Al cabo de unos diez minutos de camino descubrieron un bosquecillo de pinos con un estanque, no mucho más grande que una piscina. El director se quedó en calzoncillos y se arrojó al agua. Luego le siguió el contable. Las secretarias ya maduras permanecieron sentadas. Las más jóvenes se dirigieron a la palanca con los pechos al aire y sus braguitas transparentes, dieron una vuelta para asegurarse de que sus jefes no se perdían detalle y luego se lanzaron de cabeza al agua con deportivos movimientos.

El director, con su corona de pelo mojada aún, se había retirado con una empleada a un punto algo apartado, oculto entre los matorrales y las hierbas, lejos de los demás empleados que parloteaban, reían y bebían. Sabía que estaba cometiendo un error. La chica esperaría recibir luego un trato de favor. Tal vez incluso intentaría presionarle. Pero su cuerpo era joven, cálido y tostado. Y el sol calentaba mucho, los pinos perfumaban el aire con su fragancia, los peces chapoteaban en el agua, y el vino le palpitaba en las venas.

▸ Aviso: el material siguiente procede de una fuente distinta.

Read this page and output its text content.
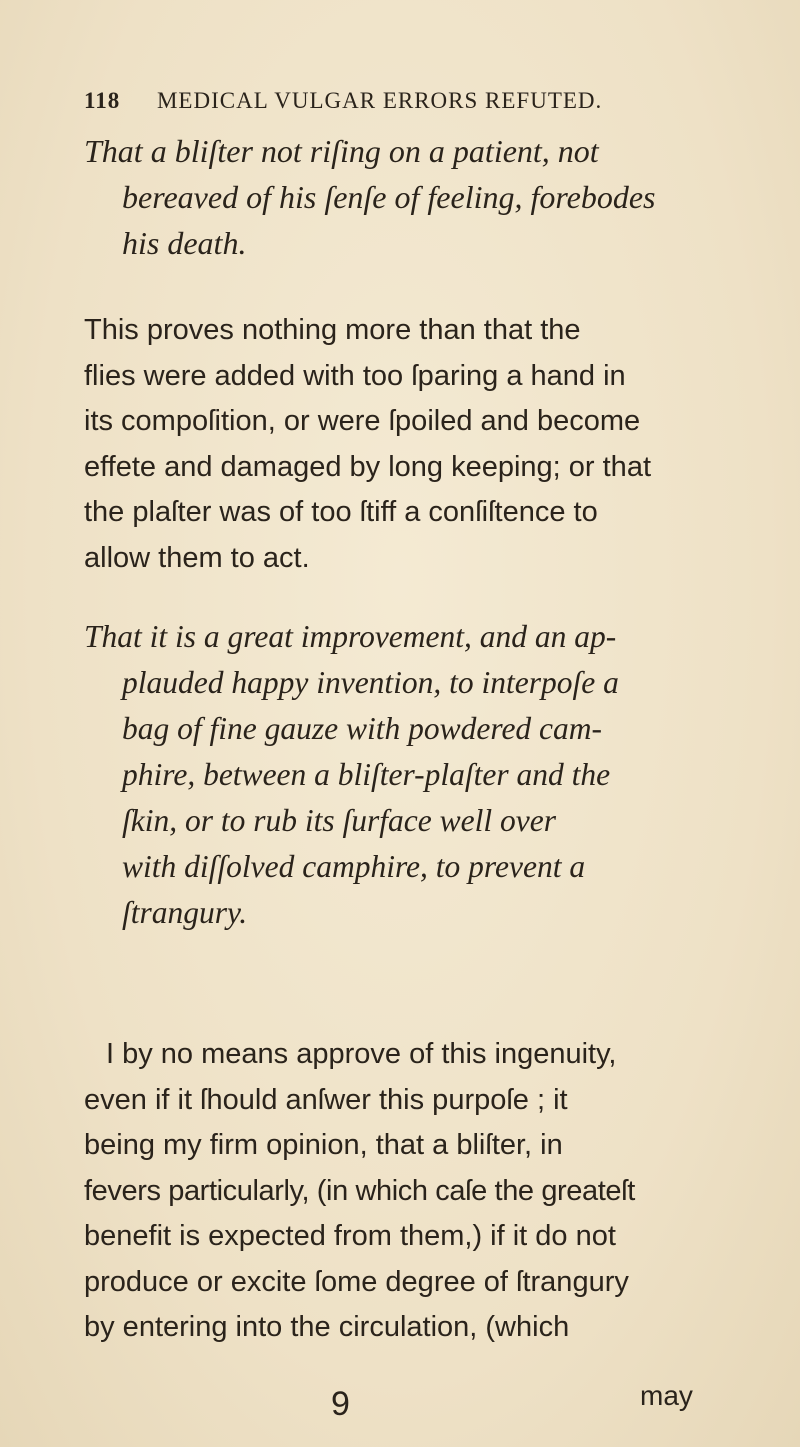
118 MEDICAL VULGAR ERRORS REFUTED.

That a bliſter not riſing on a patient, not

bereaved of his ſenſe of feeling, forebodes

his death.

This proves nothing more than that the

flies were added with too ſparing a hand in

its compoſition, or were ſpoiled and become

effete and damaged by long keeping; or that

the plaſter was of too ſtiff a conſiſtence to

allow them to act.

That it is a great improvement, and an ap-

plauded happy invention, to interpoſe a

bag of fine gauze with powdered cam-

phire, between a bliſter-plaſter and the

ſkin, or to rub its ſurface well over

with diſſolved camphire, to prevent a

ſtrangury.

I by no means approve of this ingenuity,

even if it ſhould anſwer this purpoſe ; it

being my firm opinion, that a bliſter, in

fevers particularly, (in which caſe the greateſt

benefit is expected from them,) if it do not

produce or excite ſome degree of ſtrangury

by entering into the circulation, (which

9	may
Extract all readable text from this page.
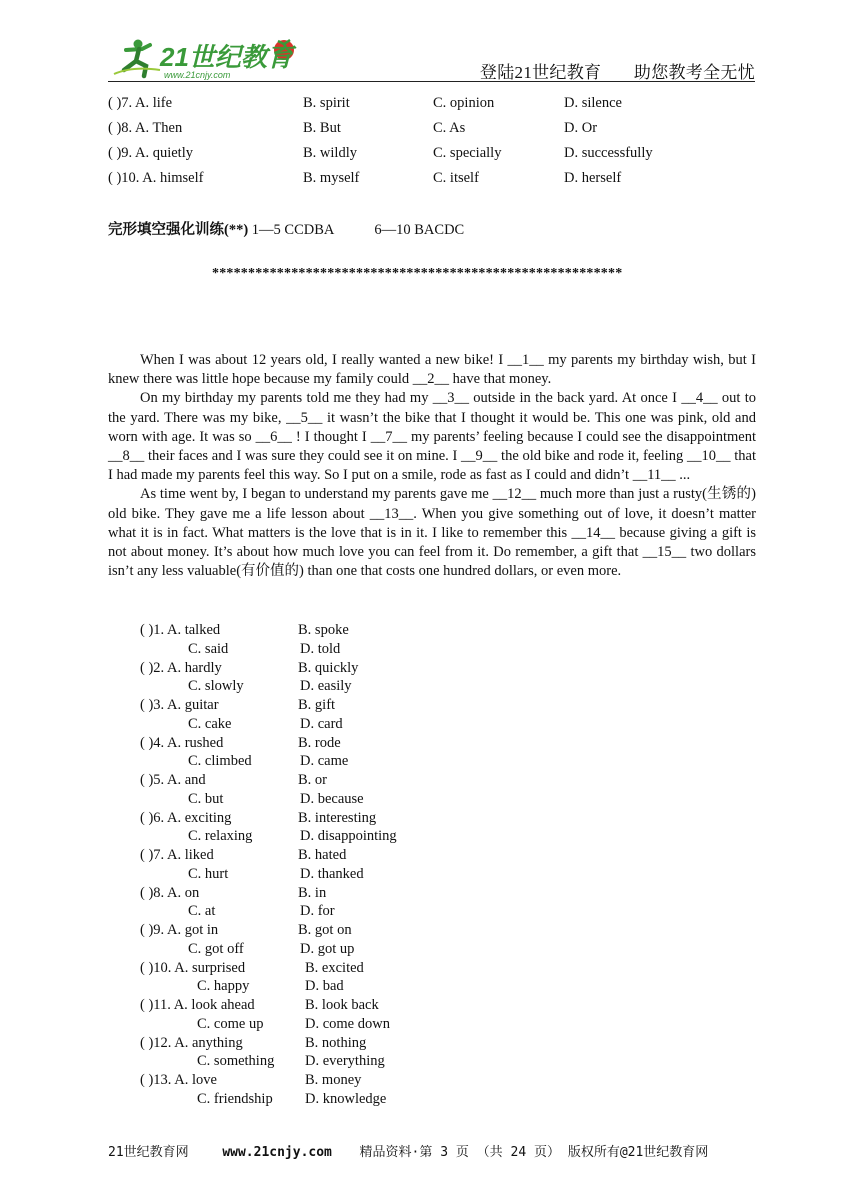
21世纪教育
www.21cnjy.com	登陆21世纪教育 助您教考全无忧
( )7. A. life	B. spirit	C. opinion	D. silence
( )8. A. Then	B. But	C. As	D. Or
( )9. A. quietly	B. wildly	C. specially	D. successfully
( )10. A. himself	B. myself	C. itself	D. herself
完形填空强化训练(**) 1—5 CCDBA	6—10 BACDC
*********************************************************

When I was about 12 years old, I really wanted a new bike! I __1__ my parents my birthday wish, but I knew there was little hope because my family could __2__ have that money.

On my birthday my parents told me they had my __3__ outside in the back yard. At once I __4__ out to the yard. There was my bike, __5__ it wasn’t the bike that I thought it would be. This one was pink, old and worn with age. It was so __6__ ! I thought I __7__ my parents’ feeling because I could see the disappointment __8__ their faces and I was sure they could see it on mine. I __9__ the old bike and rode it, feeling __10__ that I had made my parents feel this way. So I put on a smile, rode as fast as I could and didn’t __11__ ...

As time went by, I began to understand my parents gave me __12__ much more than just a rusty(生锈的) old bike. They gave me a life lesson about __13__. When you give something out of love, it doesn’t matter what it is in fact. What matters is the love that is in it. I like to remember this __14__ because giving a gift is not about money. It’s about how much love you can feel from it. Do remember, a gift that __15__ two dollars isn’t any less valuable(有价值的) than one that costs one hundred dollars, or even more.

( )1. A. talked	B. spoke
C. said	D. told
( )2. A. hardly	B. quickly
C. slowly	D. easily
( )3. A. guitar	B. gift
C. cake	D. card
( )4. A. rushed	B. rode
C. climbed	D. came
( )5. A. and	B. or
C. but	D. because
( )6. A. exciting	B. interesting
C. relaxing	D. disappointing
( )7. A. liked	B. hated
C. hurt	D. thanked
( )8. A. on	B. in
C. at	D. for
( )9. A. got in	B. got on
C. got off	D. got up
( )10. A. surprised	B. excited
C. happy	D. bad
( )11. A. look ahead	B. look back
C. come up	D. come down
( )12. A. anything	B. nothing
C. something D. everything
( )13. A. love	B. money
C. friendship D. knowledge
21世纪教育网	www.21cnjy.com 精品资料·第 3 页 （共 24 页） 版权所有@21世纪教育网
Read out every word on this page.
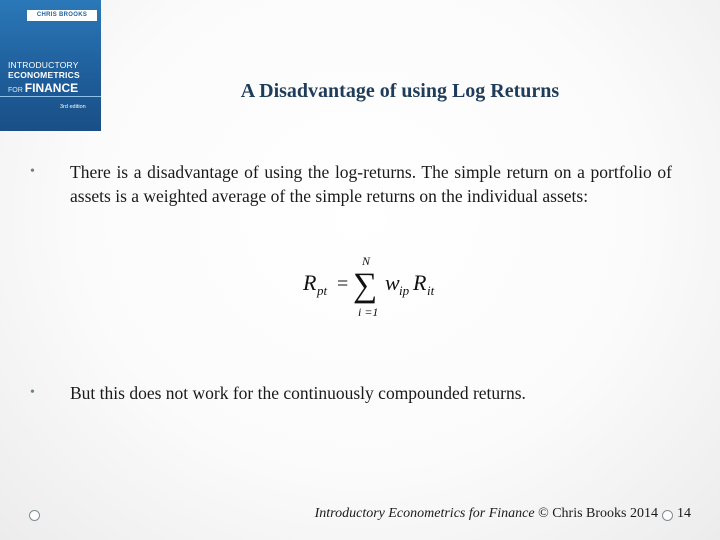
CHRIS BROOKS
INTRODUCTORY
ECONOMETRICS
FOR FINANCE
3rd edition
A Disadvantage of using Log Returns
• There is a disadvantage of using the log-returns. The simple return on a portfolio of assets is a weighted average of the simple returns on the individual assets:
R pt =
N
∑
i =1
w ip R it
• But this does not work for the continuously compounded returns.
Introductory Econometrics for Finance © Chris Brooks 2014 14
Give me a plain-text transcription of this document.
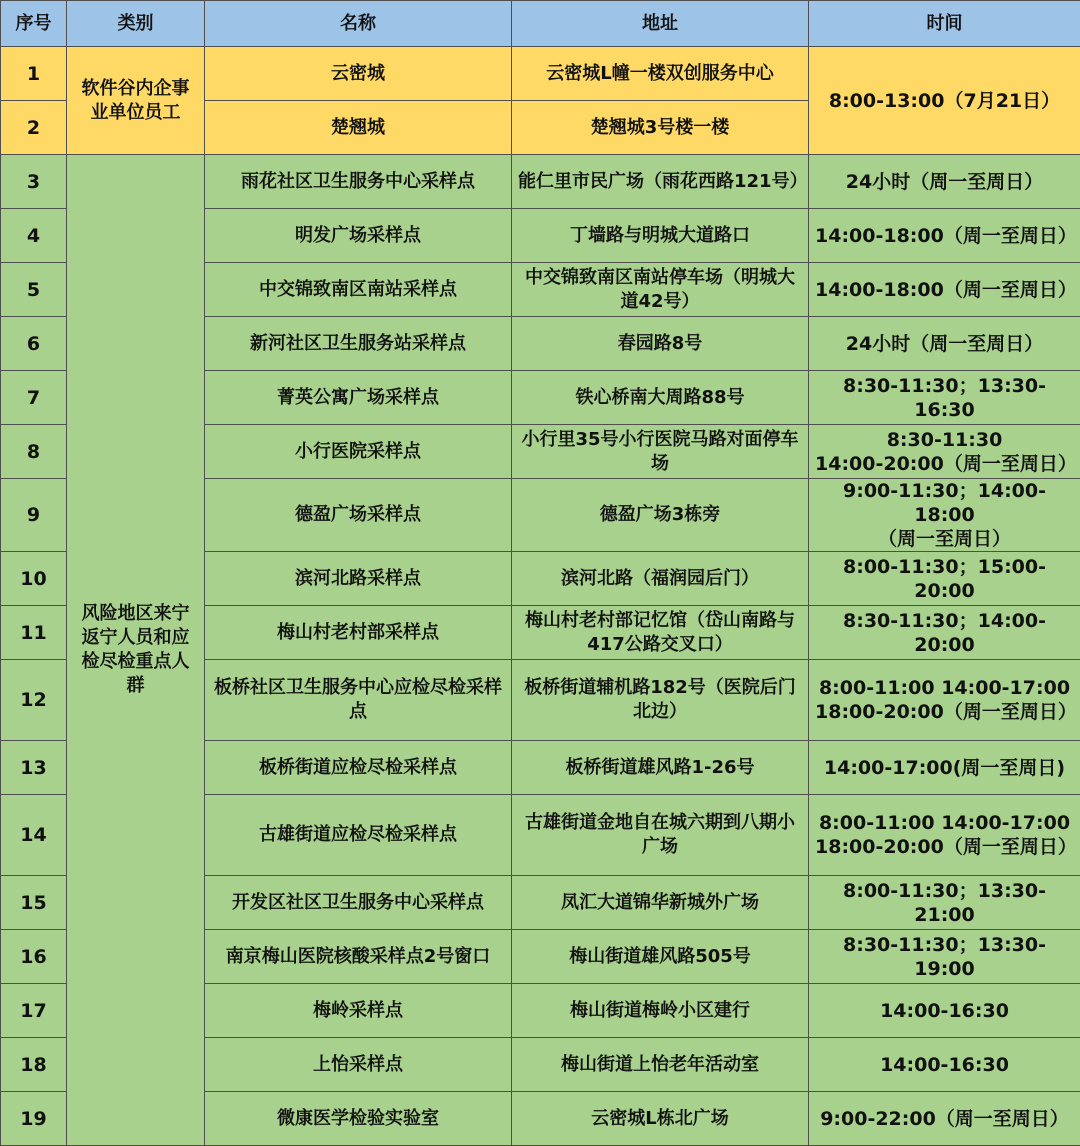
序号	类别	名称	地址	时间
1	软件谷内企事业单位员工	云密城	云密城L幢一楼双创服务中心	8:00-13:00（7月21日）
2		楚翘城	楚翘城3号楼一楼	
3	风险地区来宁返宁人员和应检尽检重点人群	雨花社区卫生服务中心采样点	能仁里市民广场（雨花西路121号）	24小时（周一至周日）
4		明发广场采样点	丁墙路与明城大道路口	14:00-18:00（周一至周日）
5		中交锦致南区南站采样点	中交锦致南区南站停车场（明城大道42号）	14:00-18:00（周一至周日）
6		新河社区卫生服务站采样点	春园路8号	24小时（周一至周日）
7		菁英公寓广场采样点	铁心桥南大周路88号	8:30-11:30；13:30-16:30
8		小行医院采样点	小行里35号小行医院马路对面停车场	8:30-11:30
14:00-20:00（周一至周日）

9		德盈广场采样点	德盈广场3栋旁	9:00-11:30；14:00-18:00
（周一至周日）

10		滨河北路采样点	滨河北路（福润园后门）	8:00-11:30；15:00-20:00
11		梅山村老村部采样点	梅山村老村部记忆馆（岱山南路与417公路交叉口）	8:30-11:30；14:00-20:00
12		板桥社区卫生服务中心应检尽检采样点	板桥街道辅机路182号（医院后门北边）	8:00-11:00 14:00-17:00
18:00-20:00（周一至周日）

13		板桥街道应检尽检采样点	板桥街道雄风路1-26号	14:00-17:00(周一至周日)
14		古雄街道应检尽检采样点	古雄街道金地自在城六期到八期小广场	8:00-11:00 14:00-17:00
18:00-20:00（周一至周日）

15		开发区社区卫生服务中心采样点	凤汇大道锦华新城外广场	8:00-11:30；13:30-21:00
16		南京梅山医院核酸采样点2号窗口	梅山街道雄风路505号	8:30-11:30；13:30-19:00
17		梅岭采样点	梅山街道梅岭小区建行	14:00-16:30
18		上怡采样点	梅山街道上怡老年活动室	14:00-16:30
19		微康医学检验实验室	云密城L栋北广场	9:00-22:00（周一至周日）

La chica se volvió hacia él y comenzó a emitir unos gemidos que el director había dejado de oír hacía tiempo en labios de su mujer. De pronto se sintió esbelto, robusto, lleno de furia salvaje y comenzó a emitir pequeños gruñidos mientras aumentaba el ritmo de sus movimientos. El rostro expectante de la chica se difuminó de pronto ante sus ojos. Una oleada de frío le invadió la piel. El director fue presa de un súbito abatimiento. Sus brazos cedieron incapaces de seguir evitando que el pesado vientre aplastara la joven figura femenina. El director comenzó a vomitar y se desplomó como una piedra sobre la chica. Ella, al intentar apartarle, advirtió que se había quedado sin fuerzas. El director se llevó las manos a la cabeza, jadeante, y rodó trabajosamente sobre un costado.

La chica, con el cuerpo cubierto de vómito y devolviendo también el asado de ciervo, las cerezas y el vino tinto, intentó arrastrarse hasta donde habían quedado sus compañeros. Hasta los escarabajos que huían con ella parecían avanzar con mayor rapidez. Sus esfínteres se abrieron y comenzó a dejar un rastro de excrementos, orina y sangre. Le ardía la piel, le lloraban los ojos, sentía el vientre contraído por unos retortijones que hacían temblar todo su cuerpo. Llegó al borde del claro, apartó las hierbas con una mano y murmuró, presa ya de espasmos que la ahogaban:

—Socorro. Socorro.

Nadie le prestó atención. El apoderado había inclinado el torso sobre el agua y se iba mojando la cabeza con gestos mecánicos. La auxiliar de contabilidad gritaba entre espasmo y espasmo, apoyada en un árbol. El contable se revolcaba por el suelo apretándose el vientre con las manos. Algunos yacían apáticos sobre la hierba, exhaustos, mientras seguían devolviendo.

La chica quiso incorporarse, pero un nuevo ataque de vómito la hizo caer al suelo. Quiso abrir la boca en busca de aire. Ya no le quedaban fuerzas ni para eso. La bilis comenzó a gotearle por las comisuras. La chica sintió las patas de varios insectos sobre su cuerpo desnudo. Levantó los ojos al cielo. Varios aviones diminutos volaban en círculos alrededor del sol. La chica cerró los ojos.